If you’r running simulations from test functions, moving them to their own package that can be compiled and run without the test suite on will drastically improve performance.

Results

Finally, here are the results of simulating multiple matches agains the three bot difficulties available at tincho.manuelpepe.com:

# E = Easy
# M = Medium
# H = Hard

$ go run cmd/sim/main.go --all
=== RUN: EvE
0: {Wins:5036 Rounds:{Min:2 Max:8 Mean:3 Sum:19291} Turns:{Min:1 Max:392 Mean:73 Sum:369592}}
1: {Wins:4964 Rounds:{Min:2 Max:8 Mean:3 Sum:18792} Turns:{Min:1 Max:279 Mean:71 Sum:356501}}
Total Games: 10000
Total Rounds: {Min:2 Max:8 Mean:3 Sum:38083}
Total Turns: {Min:1 Max:392 Mean:72 Sum:726093}
--- OK (3.622077403s)

=== RUN: EvM
0: {Wins:731 Rounds:{Min:2 Max:7 Mean:4 Sum:2979} Turns:{Min:1 Max:127 Mean:36 Sum:26643}}
1: {Wins:9269 Rounds:{Min:2 Max:8 Mean:3 Sum:36684} Turns:{Min:0 Max:174 Mean:51 Sum:480269}}
Total Games: 10000
Total Rounds: {Min:2 Max:8 Mean:3 Sum:39663}
Total Turns: {Min:0 Max:174 Mean:50 Sum:506912}
--- OK (2.637042901s)

=== RUN: EvH
0: {Wins:6 Rounds:{Min:4 Max:7 Mean:4 Sum:29} Turns:{Min:10 Max:51 Mean:28 Sum:171}}
1: {Wins:9994 Rounds:{Min:2 Max:9 Mean:4 Sum:40156} Turns:{Min:3 Max:125 Mean:52 Sum:520547}}
Total Games: 10000
Total Rounds: {Min:2 Max:9 Mean:4 Sum:40185}
Total Turns: {Min:3 Max:125 Mean:52 Sum:520718}
--- OK (2.317444913s)

=== RUN: MvM
0: {Wins:5170 Rounds:{Min:2 Max:10 Mean:4 Sum:25649} Turns:{Min:1 Max:206 Mean:58 Sum:303541}}
1: {Wins:4830 Rounds:{Min:2 Max:10 Mean:5 Sum:24202} Turns:{Min:0 Max:235 Mean:60 Sum:290082}}
Total Games: 10000
Total Rounds: {Min:2 Max:10 Mean:4 Sum:49851}
Total Turns: {Min:0 Max:235 Mean:59 Sum:593623}
--- OK (2.937989917s)

=== RUN: MvH
0: {Wins:127 Rounds:{Min:3 Max:12 Mean:6 Sum:877} Turns:{Min:5 Max:157 Mean:64 Sum:8243}}
1: {Wins:9873 Rounds:{Min:2 Max:14 Mean:5 Sum:53097} Turns:{Min:1 Max:191 Mean:70 Sum:698592}}
Total Games: 10000
Total Rounds: {Min:2 Max:14 Mean:5 Sum:53974}
Total Turns: {Min:1 Max:191 Mean:70 Sum:706835}
--- OK (3.042727078s)

=== RUN: EvMvH
0: {Wins:165 Rounds:{Min:2 Max:6 Mean:3 Sum:582} Turns:{Min:1 Max:95 Mean:29 Sum:4948}}
1: {Wins:1373 Rounds:{Min:2 Max:6 Mean:3 Sum:5063} Turns:{Min:1 Max:138 Mean:46 Sum:64351}}
2: {Wins:8462 Rounds:{Min:2 Max:7 Mean:3 Sum:32076} Turns:{Min:1 Max:152 Mean:59 Sum:507158}}
Total Games: 10000
Total Rounds: {Min:2 Max:7 Mean:3 Sum:37721}
Total Turns: {Min:1 Max:152 Mean:57 Sum:576457}
--- OK (3.137018959s)

As you can see, after all optimizations we got it down from 30s for 2k to 3s for 10k.
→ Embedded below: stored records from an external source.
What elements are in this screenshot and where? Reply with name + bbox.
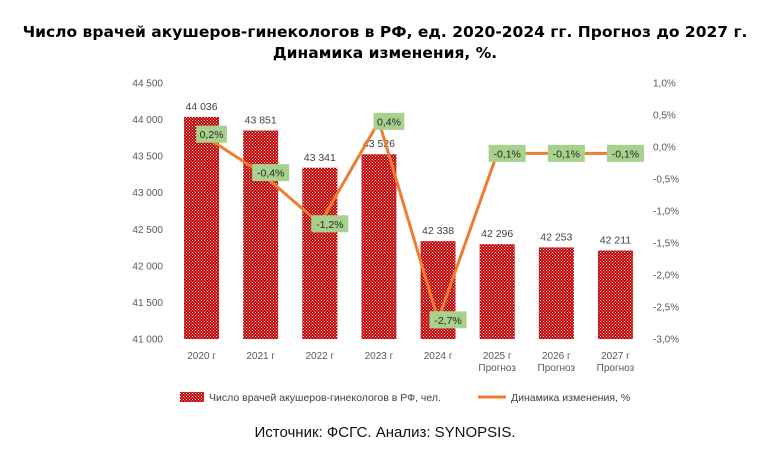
left-tick-label: 43 500 bbox=[132, 152, 163, 163]
line-value-label: 0,4% bbox=[373, 112, 405, 130]
left-tick-label: 44 000 bbox=[132, 115, 163, 126]
right-tick-label: -2,0% bbox=[653, 271, 679, 282]
line-value-label: -0,1% bbox=[547, 144, 585, 162]
bar bbox=[538, 247, 574, 339]
chart-title-line1: Число врачей акушеров-гинекологов в РФ, … bbox=[22, 23, 748, 41]
legend-label-line: Динамика изменения, % bbox=[511, 392, 630, 404]
bar-value-label: 42 338 bbox=[422, 225, 454, 237]
right-tick-label: -3,0% bbox=[653, 335, 679, 346]
line-label-box bbox=[196, 125, 227, 143]
x-tick-label: 2023 г bbox=[365, 351, 394, 362]
line-label-text: 0,2% bbox=[200, 129, 224, 141]
bar bbox=[361, 154, 397, 339]
bar-value-label: 44 036 bbox=[186, 101, 218, 113]
line-label-box bbox=[311, 215, 349, 233]
x-tick-label: 2027 г bbox=[601, 351, 630, 362]
left-tick-label: 44 500 bbox=[132, 79, 163, 90]
legend-swatch-bars bbox=[180, 392, 204, 402]
line-value-label: 0,2% bbox=[196, 125, 227, 143]
legend: Число врачей акушеров-гинекологов в РФ, … bbox=[180, 392, 630, 404]
x-tick-label: 2020 г bbox=[187, 351, 216, 362]
line-value-label: -0,4% bbox=[252, 164, 290, 182]
x-tick-label: Прогноз bbox=[538, 363, 576, 374]
line-series bbox=[200, 119, 616, 322]
x-tick-label: Прогноз bbox=[597, 363, 635, 374]
line-label-box bbox=[547, 144, 585, 162]
line-label-text: -0,1% bbox=[493, 148, 520, 160]
chart-title-line2: Динамика изменения, %. bbox=[272, 44, 498, 62]
x-tick-label: 2024 г bbox=[424, 351, 453, 362]
line-label-text: -1,2% bbox=[316, 219, 343, 231]
right-tick-label: -1,0% bbox=[653, 207, 679, 218]
right-tick-label: -1,5% bbox=[653, 239, 679, 250]
line-label-text: -0,1% bbox=[612, 148, 639, 160]
x-tick-label: 2026 г bbox=[542, 351, 571, 362]
right-axis: -3,0% -2,5% -2,0% -1,5% -1,0% -0,5% 0,0% 0,5% 1,… bbox=[653, 79, 679, 346]
x-tick-label: 2021 г bbox=[246, 351, 275, 362]
x-tick-label: Прогноз bbox=[478, 363, 516, 374]
line-value-label: -0,1% bbox=[488, 144, 526, 162]
line-label-box bbox=[373, 112, 405, 130]
line-value-label: -1,2% bbox=[311, 215, 349, 233]
right-tick-label: -0,5% bbox=[653, 175, 679, 186]
bar bbox=[184, 116, 220, 339]
x-tick-label: 2022 г bbox=[305, 351, 334, 362]
left-tick-label: 41 500 bbox=[132, 298, 163, 309]
bar-value-label: 42 211 bbox=[600, 234, 631, 246]
bar-series bbox=[184, 116, 633, 339]
line-label-text: -0,4% bbox=[257, 168, 284, 180]
bar bbox=[243, 130, 279, 339]
source-note: Источник: ФСГС. Анализ: SYNOPSIS. bbox=[254, 424, 516, 441]
left-tick-label: 42 000 bbox=[132, 261, 163, 272]
line-label-text: 0,4% bbox=[377, 116, 401, 128]
line-label-box bbox=[429, 311, 467, 329]
bar-value-label: 43 851 bbox=[245, 114, 277, 126]
chart-canvas: 41 000 41 500 42 000 42 500 43 000 43 500 44 0… bbox=[132, 79, 679, 405]
bar bbox=[597, 250, 633, 339]
bar-value-label: 42 296 bbox=[481, 228, 513, 240]
bar-value-label: 42 253 bbox=[540, 231, 572, 243]
line-label-box bbox=[488, 144, 526, 162]
line-value-label: -0,1% bbox=[606, 144, 644, 162]
x-tick-label: 2025 г bbox=[483, 351, 512, 362]
left-tick-label: 43 000 bbox=[132, 188, 163, 199]
chart-title: Число врачей акушеров-гинекологов в РФ, … bbox=[0, 22, 770, 64]
line-value-labels: 0,2% -0,4% -1,2% 0,4% -2,7% -0,1% -0,1% -0,1% bbox=[196, 112, 644, 329]
line-label-box bbox=[252, 164, 290, 182]
line-label-box bbox=[606, 144, 644, 162]
left-axis: 41 000 41 500 42 000 42 500 43 000 43 500 44 0… bbox=[132, 79, 163, 346]
line-value-label: -2,7% bbox=[429, 311, 467, 329]
left-tick-label: 41 000 bbox=[132, 335, 163, 346]
legend-label-bars: Число врачей акушеров-гинекологов в РФ, … bbox=[209, 392, 441, 404]
left-tick-label: 42 500 bbox=[132, 225, 163, 236]
line-label-text: -2,7% bbox=[434, 315, 461, 327]
x-axis-labels: 2020 г 2021 г 2022 г 2023 г 2024 г 2025 гПрог… bbox=[187, 351, 634, 374]
right-tick-label: 1,0% bbox=[653, 79, 676, 90]
right-tick-label: -2,5% bbox=[653, 303, 679, 314]
bar-value-label: 43 341 bbox=[304, 152, 336, 164]
bar bbox=[302, 167, 338, 339]
bar bbox=[479, 244, 515, 339]
right-tick-label: 0,0% bbox=[653, 143, 676, 154]
line-label-text: -0,1% bbox=[553, 148, 580, 160]
right-tick-label: 0,5% bbox=[653, 111, 676, 122]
You might also notice that there is no HvH simulation. Currently, when I match two Hard bots against each other, there is a good chance that they get into a loop of winning one -10 round each with low score added to the other’s bot hand, eventually timing out the simulation as the game never ends.

As a last point, I went back and made the strategy inputs variadic to allow for simulations with more than two bots, that is the EvMvH simulation.

This was a fun journey and I may come back to this at some point.

Thank you for reading, hope you found something interesting here, and let me know if you have any comments.